One step closer to a password-less web
At WWDC 2019, Apple introduced attendees and viewers to the new ‘Sign in with Apple’ feature rolling out across all devices. While this feature isn’t necessarily groundbreaking or the selling point to go out and grab a MacBook or iPhone, it has since developed into an appreciated part of Apple’s suite of device features.
Apple Pay launched five years earlier and is probably the most closely related and comparable feature. Both Apple Pay and ‘Sign in with Apple’ are two ways that Apple is continuing to push for a simpler, more intuitive experience not only from a hardware and operating system perspective but now even in third-party applications.
What Is ‘Sign in With Apple’?
In recent years, signup forms across the web have been simplified in many different ways. One of the most common ways of simplifying the process is through using OAuth, an open protocol that allows secure authorization on the web, mobile, and desktop applications.
You’ve likely been to websites where you’re given the option to either sign up with an email address or by linking a popular service account such as Google or Facebook. In most cases, this is OAuth in action.
Apple’s ‘Sign in with Apple’ feature works very similarly to OAuth. If you’ve seen the Apple Pay button on any mobile website or app, Apple’s new sign-in button is very similar.
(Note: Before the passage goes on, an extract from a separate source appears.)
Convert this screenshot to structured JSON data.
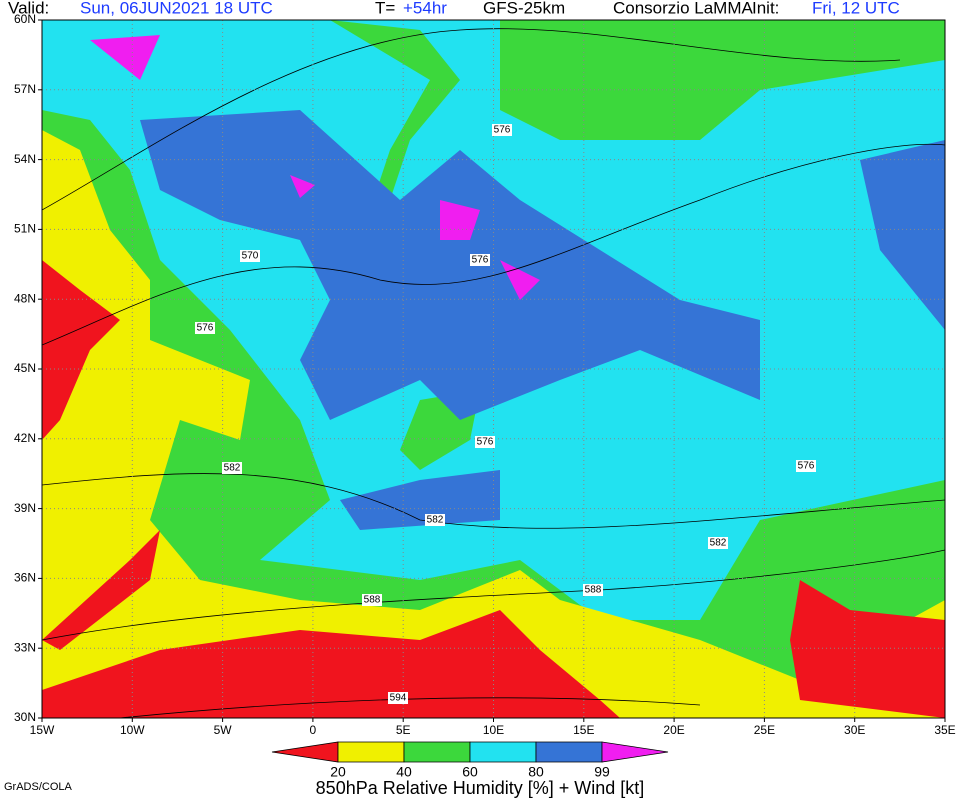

If your device is running iOS 13 or above, you’ll be able to use your device’s Apple sign-in information to instantly and easily create an account. The only requirement is that you have two-factor authentication enabled on your Apple ID.
‘Sign in with Apple’ has some very interesting perks that you won’t find while using OAuth and similar services. An example is Apple’s ‘Hide My Email’ feature.
With Hide My Email, Apple will generate a random email address on the privaterelay.appleid.com domain name that will forward to your real iCloud mail account and use this during account signup. With the rate at which websites are being hacked, this is a great security buffer that can save your iCloud account from being potentially breached.
Creating an account with Apple’s new sign-in feature will allow you to sign in by using your device’s Face ID, Touch ID, or passcode. In a world attempting to move beyond text-based passwords, this is a step in the right direction.
How To Use ‘Sign In With Apple’
Apple’s new sign-in feature is still relatively young and is only out on a select few apps in the App Store—Instacart and Bird are two examples. If you’d like to take Sign In With Apple for a spin, you can download either of those apps.
On the signup page for any app with support, you’ll see the Sign in with Apple button, black and branded with the Apple logo.
Tapping on this button will bring up a prompt that shows your device’s current iCloud information, allowing you to select if you would like to sign up with your real iCloud email address or mask it with Apple’s Hide My Email feature.
The button to sign in will either be Continue with Passcode or mention the biometric that you use to protect your Apple ID – either Face ID or Touch ID. Continuing and verifying your passcode, Face ID, or Touch ID will create your account and allow you to sign in to it in the future on devices linked to your Apple ID.
How Safe Is ‘Sign in with Apple’?
Apple’s new sign-in service is one of the most secure methods of account creation to reach the mainstream web. It requires an Apple device with two-factor authentication enabled, and you’ll need to pass your phone’s standard security check to access your account. There are very few other systems on the web where your sign-in information is associated with a physical device.
Additionally, while throwaway email services and email forwarders are nothing new, Apple’s integration of Hide My Email streamlines the process and opens up the possibility of email masking to users who otherwise may not even know or understand the existence of such a security measure.
As far as user privacy goes, Apple promises the following on their official sign-in support page: “Sign in with Apple won’t track or profile you as you use your favorite apps and websites, and Apple retains only the information that’s needed to make sure you can sign in and manage your account.”
Overall, Apple has raised the bar with its new sign-in service. OAuth has been a major timesaver for years, but Sign in with Apple brings so much more to the table if you’re able to find an app that supports it and you own an Apple ID protected by two-factor authentication. This is one big step closer to a passwordless web.